By using satellite images, the distribution of a plant species to be studied can, for example, be determined based on its growth habit, leaf shape, leaf geometry, phenology or flower colour – over large areas and over time. In addition, satellites are equipped with spectral sensors which help to distinguish and record plant species or plant communities based on their specific biochemical properties (chlorophyll, cellulose, leaf water content or protein content, etc.).
Depending on the question being studied, the methods of remote sensing generally vary in their capability to measure biological diversity. When choosing the method, it must always be considered whether the remote sensing sensor can actually measure the selected key parameters – that is, whether the spectral, spatial or temporal resolution is adequate in answering the question and what conclusions can be derived from this for biodiversity research.
“Looking ahead, it is therefore essential that biologists, ecologists, geographers and remote sensing specialists cooperate more closely than has previously been the case and become better acquainted with the discourse of others,” said UFZ biodiversity researcher Prof. Josef Settele, co-author of the study. The traits of plants, animals, water and soil are what links remote sensing to other disciplines,” added Lausch.
The hyperspectral satellite EnMAP (Environmental Mapping and Analysis Program) is due to be launched in 2018 and will provide image data with very high spectral resolution. Hyperspectral remote sensing could then be used to measure many more biochemical parameters, such as nitrogen, phosphate or the water content in leaf tissue.

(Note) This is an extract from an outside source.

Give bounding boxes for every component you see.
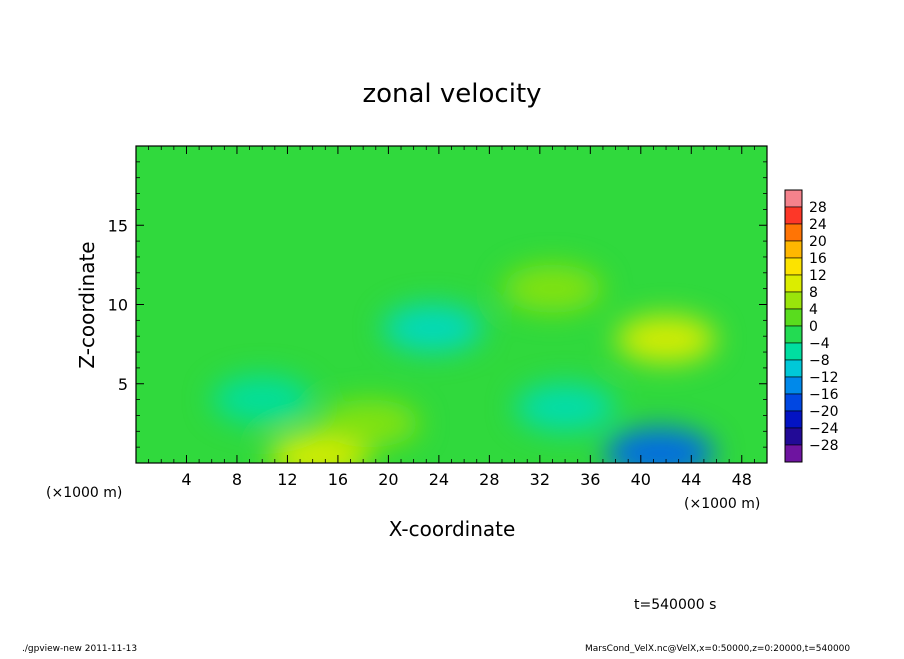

“EnMAP will significantly improve the identification of species and plant communities via remote sensing. However, the greatest potential offered by hyperspectral remote sensing lies in measuring processes and disturbances within ecosystems over large areas,” said Lausch. “The data produced by the EnMAP satellite will be freely available to all users. We, in biodiversity research, should therefore be prepared to recognise and leverage the potential of the new generation of satellites.”
However, we will still need field studies, where samples are collected, species and plant communities recorded and ecosystem processes – such as photosynthesis activity or the ability to bind carbon – are identified. Unlike remote sensing, they only represent a local and temporary sample and are also time-consuming, costly and usually tedious to evaluate.
However, they provide crucial information that cannot be recorded via remote sensing – such as information on ecological potency, stress behaviour and the adaptability of species and plant communities. In addition, they are indispensable for evaluating and interpreting remote sensing data.
“One is not possible without the other,” said Lausch. “Biodiversity can only be measured more accurately than before and processes, including their changes and disturbances, mapped on various spatial and temporal scales by combining in-situ studies and remote sensing.”
However, in terms of practical implementation, there are still a few stumbling blocks, said Lausch. A typical stumbling block is the fact that worldwide there are still very few uniform standards dedicated to measuring biodiversity data. In addition, the link between field and remote sensing data must be optimised so that it is easier to aggregate large, complex and heterogeneous data volumes and data can be more easily evaluated and transferred to models.
A key step in this direction is the so-called “Essential Biodiversity Variables” (EBV), the development of which has been possible due to the efforts of scientists such as Angela Lausch and many of her co-authors worldwide.